The paper tackles the challenge of learning local similarity/distance metrics in real-world datasets where feature discrimination varies across regions, by proposing an online multiple metric learning framework that combines global and local components to reduce overfitting and improve scalability. The result is a scalable method that efficiently handles high-dimensional data while maintaining predictive performance, based on Passive/Aggressive and extended with Dual Random Projection.
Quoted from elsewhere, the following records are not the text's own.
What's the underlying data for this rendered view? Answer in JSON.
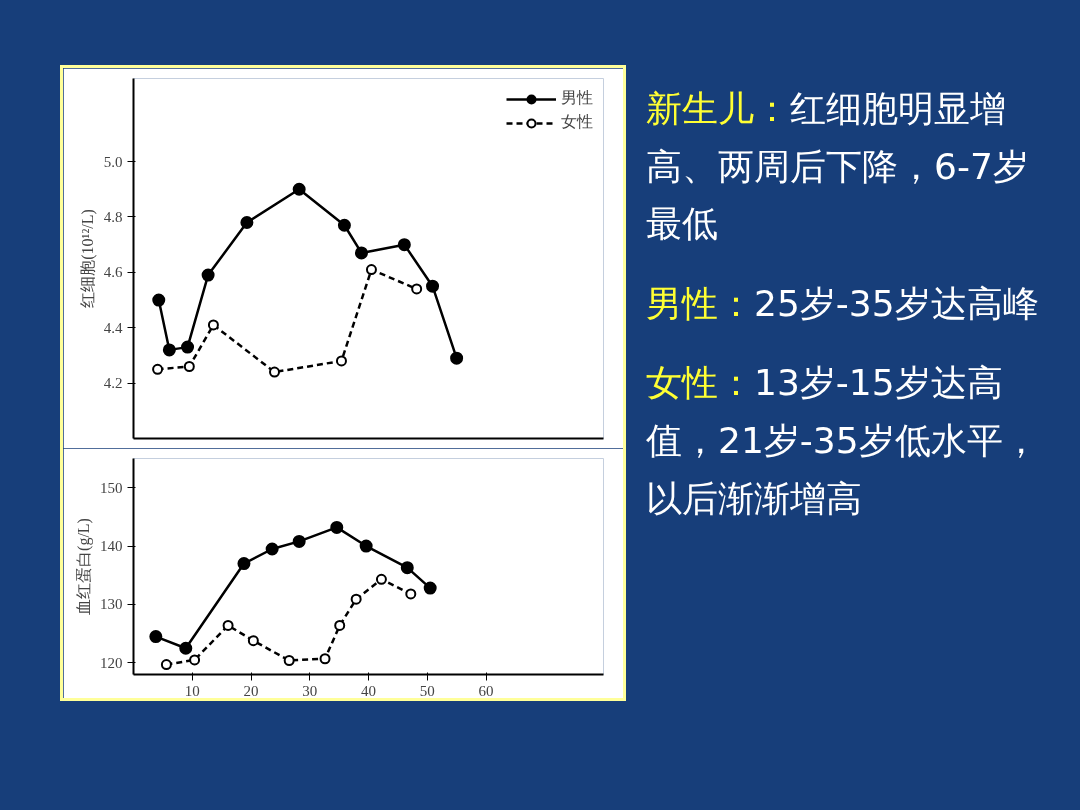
{
  "chart_data": [
    {
      "type": "line",
      "ylabel": "红细胞(10¹²/L)",
      "xlim": [
        0,
        80
      ],
      "ylim": [
        4.0,
        5.3
      ],
      "yticks": [
        {
          "value": 4.2,
          "label": "4.2"
        },
        {
          "value": 4.4,
          "label": "4.4"
        },
        {
          "value": 4.6,
          "label": "4.6"
        },
        {
          "value": 4.8,
          "label": "4.8"
        },
        {
          "value": 5.0,
          "label": "5.0"
        }
      ],
      "xticks": [
        10,
        20,
        30,
        40,
        50,
        60
      ],
      "tick_labels": "y",
      "grid": false,
      "legend": "top right",
      "marker": "circle",
      "series": [
        {
          "name": "男性",
          "color": "#000000",
          "line_style": "solid",
          "x": [
            4.3,
            6.1,
            9.2,
            12.7,
            19.3,
            28.2,
            35.9,
            38.8,
            46.1,
            50.9,
            55.0
          ],
          "values": [
            4.5,
            4.32,
            4.33,
            4.59,
            4.78,
            4.9,
            4.77,
            4.67,
            4.7,
            4.55,
            4.29
          ]
        },
        {
          "name": "女性",
          "color": "#000000",
          "line_style": "dashed",
          "x": [
            4.1,
            9.5,
            13.6,
            24.0,
            35.4,
            40.5,
            48.2
          ],
          "values": [
            4.25,
            4.26,
            4.41,
            4.24,
            4.28,
            4.61,
            4.54
          ]
        }
      ],
      "annotations": [
        "新生儿：",
        "红细胞明显增高、两周后下降，6-7岁最低",
        "男性：",
        "25岁-35岁达高峰",
        "女性：",
        "13岁-15岁达高值，21岁-35岁低水平，以后渐渐增高"
      ]
    },
    {
      "type": "line",
      "ylabel": "血红蛋白(g/L)",
      "xlim": [
        0,
        80
      ],
      "ylim": [
        118,
        155
      ],
      "yticks": [
        120,
        130,
        140,
        150
      ],
      "xticks": [
        10,
        20,
        30,
        40,
        50,
        60
      ],
      "grid": false,
      "marker": "circle",
      "series": [
        {
          "color": "#000000",
          "line_style": "solid",
          "x": [
            3.8,
            8.9,
            18.8,
            23.6,
            28.2,
            34.6,
            39.6,
            46.6,
            50.5
          ],
          "values": [
            124.5,
            122.5,
            137,
            139.5,
            140.8,
            143.2,
            140,
            136.3,
            132.8
          ]
        },
        {
          "color": "#000000",
          "line_style": "dashed",
          "x": [
            5.6,
            10.4,
            16.1,
            20.4,
            26.5,
            32.6,
            35.1,
            37.9,
            42.2,
            47.2
          ],
          "values": [
            119.7,
            120.5,
            126.4,
            123.8,
            120.4,
            120.7,
            126.4,
            130.9,
            134.3,
            131.8
          ]
        }
      ]
    }
  ]
}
Similarity/Distance measures play a key role in many machine learning, pattern recognition, and data mining algorithms, which leads to the emergence of metric learning field. Many metric learning algorithms learn a global distance function from data that satisfy the constraints of the problem. However, in many real-world datasets that the discrimination power of features varies in the different regions of input space, a global metric is often unable to capture the complexity of the task. To address this challenge, local metric learning methods are proposed that learn multiple metrics across the different regions of input space. Some advantages of these methods are high flexibility and the ability to learn a nonlinear mapping but typically achieves at the expense of higher time requirement and overfitting problem. To overcome these challenges, this research presents an online multiple metric learning framework. Each metric in the proposed framework is composed of a global and a local component learned simultaneously. Adding a global component to a local metric efficiently reduce the problem of overfitting. The proposed framework is also scalable with both sample size and the dimension of input data. To the best of our knowledge, this is the first local online similarity/distance learning framework based on PA (Passive/Aggressive). In addition, for scalability with the dimension of input data, DRP (Dual Random Projection) is extended for local online learning in the present work. It enables our methods to be run efficiently on high-dimensional datasets, while maintains their predictive performance. The proposed framework provides a straightforward local extension to any global online similarity/distance learning algorithm based on PA.